John Prine—who covered “Loretta,” the perfect barroom consort portrait on the triple Grammy-nominated TVZ tribute Poet—has noted, “The last thing you want to do when you’re having a good time is stop and write a song about it. No, you wanna keep having that good time.”

Artists as diverse as Mudhoney with Jimmie Dale Gilmore, Norah Jones, Son Volt, Doc and Merle Watson, Evan Dando, Nana Mouskouri (in French, no less), Dashboard Confessional, Counting Crows, Glenn Yarbrough with the Jimmy Bowen Orchestra, Bob Dylan, Peter Rowan and Tony Rice, Cowboy Junkies and Robert Plant & Alison Krauss have all embraced his singular sense of how a lean lyric stretches over the essence of melody, the naked intensity of emotions distilled to their purest forms.

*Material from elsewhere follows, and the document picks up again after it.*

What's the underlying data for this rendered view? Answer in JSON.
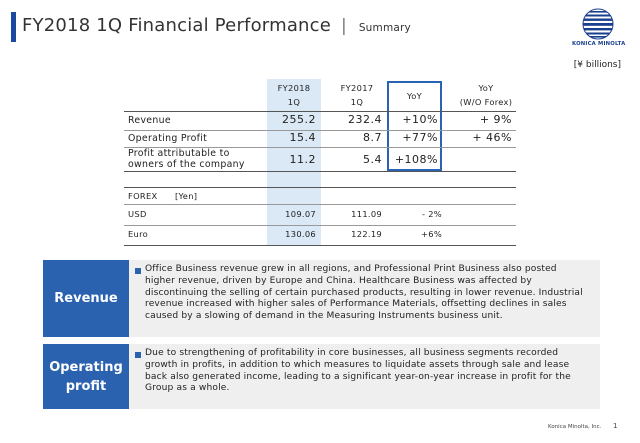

“I hated it,” confesses the young Berlow. “I was maybe 11 or 12 and my dad was on this kick where all he’d play in the car was Emmylou’s “Pancho & Lefty.” Over and over and over. Then, when he stopped, I realized it had gotten inside me—and I missed it.

“The way he writes is more poetic than anybody… maybe even Dylan. But even more than the poetry, it’s how he makes you feel. You feel things listening to Townes in a way you don’t realize, but then suddenly you’re understanding things you don’t even have words for.

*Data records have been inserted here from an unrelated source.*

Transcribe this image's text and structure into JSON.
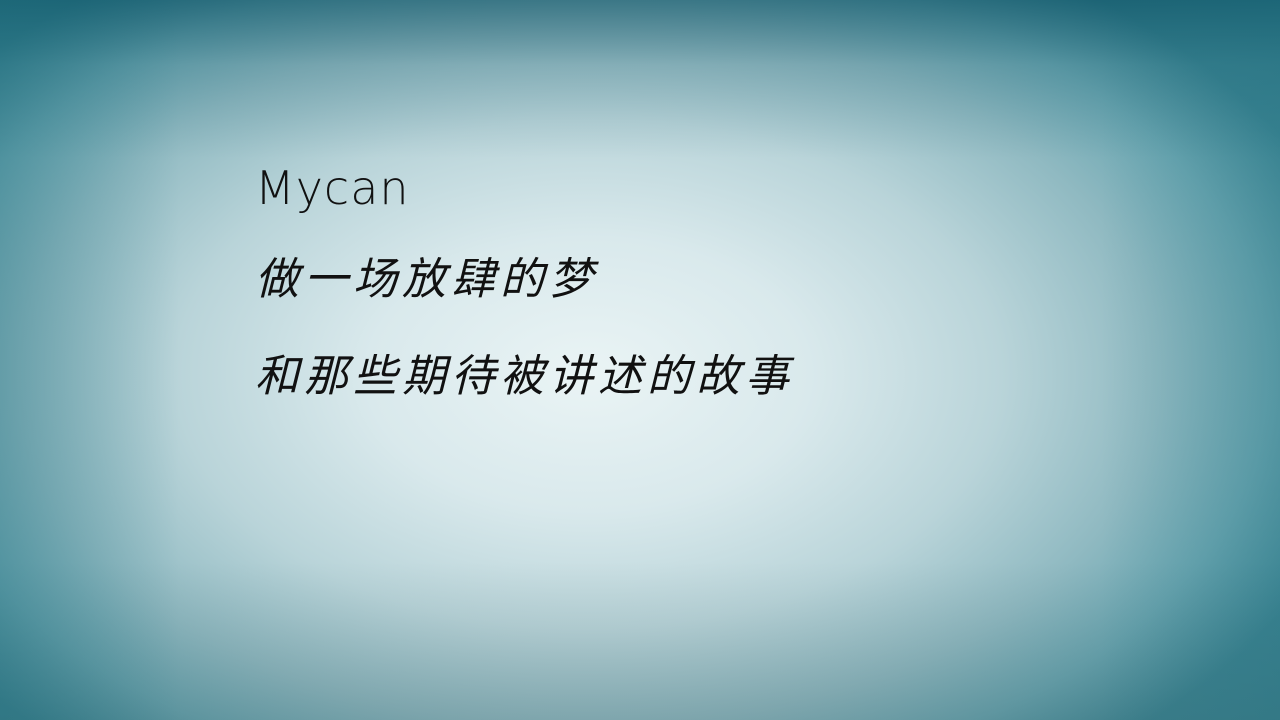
{
  "slide": {
    "title": "Mycan",
    "lines": [
      "做一场放肆的梦",
      "和那些期待被讲述的故事"
    ]
  },
  "colors": {
    "background_center": "#eaf4f5",
    "background_edge": "#3f8896",
    "text": "#111111"
  }
}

“Some of his songs—like ‘Rake’—are about partying and whatever, but then they get so sad. It’s the way everything comes undone, because it does. For people who’re sad—or even depressed—you can see those things in these songs, then see it in your life and understand it a little better. It’s that simple, but it’s also beyond the darkness, the idea that it passes.”

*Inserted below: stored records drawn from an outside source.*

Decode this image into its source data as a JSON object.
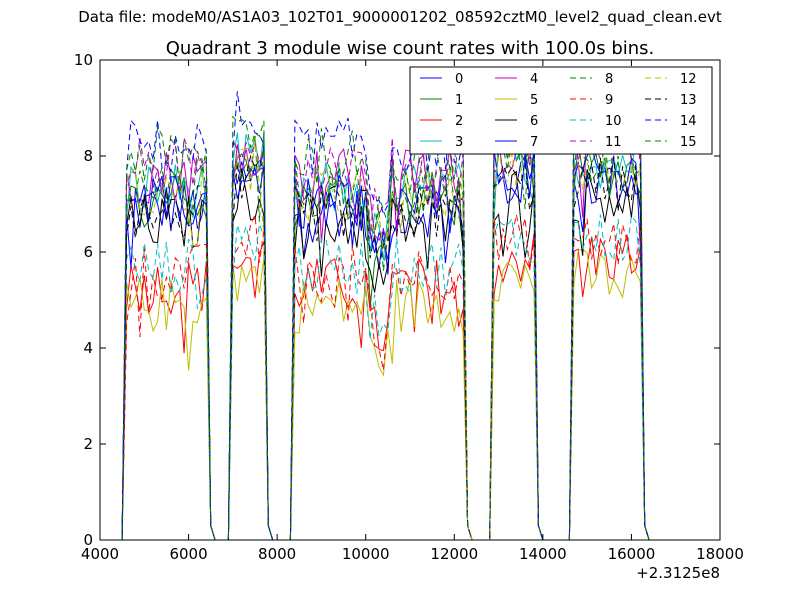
{
  "figure": {
    "supertitle": "Data file: modeM0/AS1A03_102T01_9000001202_08592cztM0_level2_quad_clean.evt"
  },
  "chart_data": {
    "type": "line",
    "title": "Quadrant 3 module wise count rates with 100.0s bins.",
    "xlabel": "",
    "ylabel": "",
    "x_offset_label": "+2.3125e8",
    "xlim": [
      4000,
      18000
    ],
    "ylim": [
      0,
      10
    ],
    "x_ticks": [
      "4000",
      "6000",
      "8000",
      "10000",
      "12000",
      "14000",
      "16000",
      "18000"
    ],
    "y_ticks": [
      "0",
      "2",
      "4",
      "6",
      "8",
      "10"
    ],
    "grid": false,
    "legend_position": "top-right",
    "legend_columns": 4,
    "segments": [
      {
        "start": 4600,
        "end": 6400
      },
      {
        "start": 7000,
        "end": 7700
      },
      {
        "start": 8400,
        "end": 12200
      },
      {
        "start": 12900,
        "end": 13800
      },
      {
        "start": 14700,
        "end": 16200
      }
    ],
    "series": [
      {
        "name": "0",
        "color": "#0000ff",
        "dash": "solid",
        "level": 6.9
      },
      {
        "name": "1",
        "color": "#008000",
        "dash": "solid",
        "level": 7.1
      },
      {
        "name": "2",
        "color": "#ff0000",
        "dash": "solid",
        "level": 5.3
      },
      {
        "name": "3",
        "color": "#00bfbf",
        "dash": "solid",
        "level": 7.3
      },
      {
        "name": "4",
        "color": "#bf00bf",
        "dash": "solid",
        "level": 7.6
      },
      {
        "name": "5",
        "color": "#bfbf00",
        "dash": "solid",
        "level": 4.9
      },
      {
        "name": "6",
        "color": "#000000",
        "dash": "solid",
        "level": 6.6
      },
      {
        "name": "7",
        "color": "#0000ff",
        "dash": "solid",
        "level": 7.0
      },
      {
        "name": "8",
        "color": "#008000",
        "dash": "dashed",
        "level": 7.4
      },
      {
        "name": "9",
        "color": "#ff0000",
        "dash": "dashed",
        "level": 5.6
      },
      {
        "name": "10",
        "color": "#00bfbf",
        "dash": "dashed",
        "level": 5.7
      },
      {
        "name": "11",
        "color": "#bf00bf",
        "dash": "dashed",
        "level": 7.8
      },
      {
        "name": "12",
        "color": "#bfbf00",
        "dash": "dashed",
        "level": 7.2
      },
      {
        "name": "13",
        "color": "#000000",
        "dash": "dashed",
        "level": 6.8
      },
      {
        "name": "14",
        "color": "#0000ff",
        "dash": "dashed",
        "level": 8.2
      },
      {
        "name": "15",
        "color": "#008000",
        "dash": "dashed",
        "level": 8.0
      }
    ]
  }
}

Crowell, who lived on the same lunatic fringe as one of the great poet/songwriters, doesn’t want to romanticize the pain without stressing the quixotic and quicksilver nature of TVZ’s spirit—and also the ravages of a life lived beyond the limit.

“He died on New Year’s Day, the same day Hank Williams died… in practically the same way,” says the man whose last four albums have been a song cycle, core sample and meditation on the state of the world in which we live. “Knowing Townes, wherever he is, I’m sure he’d say going out like that was his greatest success. That he managed to live and pass like someone who was a true poet consumed by their art, which was lived completely… well, what else would there be left to do?”

For Van Zandt, who recorded eight albums for Tomato—including one held hostage due to nonpayment of the studio bill—and another handful for Sugar Hill, there are the songs that burn even whiter, brighter and hotter than the man who wrote them. If his legacy is fueled in part by the legend, albums like Our Mother the Mountain, High, Low and In Between, The Late Great Townes Van Zandt, At My Window and Deeper Blue offer fistfuls of greatness to witness what creation in its purest form can yield.

Those albums—and the many live recordings, which show the combustible nature of art on the edge—offer a strong case for what can be created if one is willing to be a relentless steward of what can be. The price of living that far from the shackles of expectation means a quicker fade, but as Crowell says, “If he’d lived and created any other way, we wouldn’t be talking about him right now. And it’s not the life, but what was created from the life… that’s what matters.”

Indeed. With nominal success in the commercial and financial success, 13 years after his passing, he remains the signifier of those who know the difference, those who’re willing to really go to the place where it all gets real. Or as the man himself was so fond of saying, “There are two kinds of music: the blues and zippity doo dah…”

Obviously, there was only one way for Van Zandt to go. Boy did he.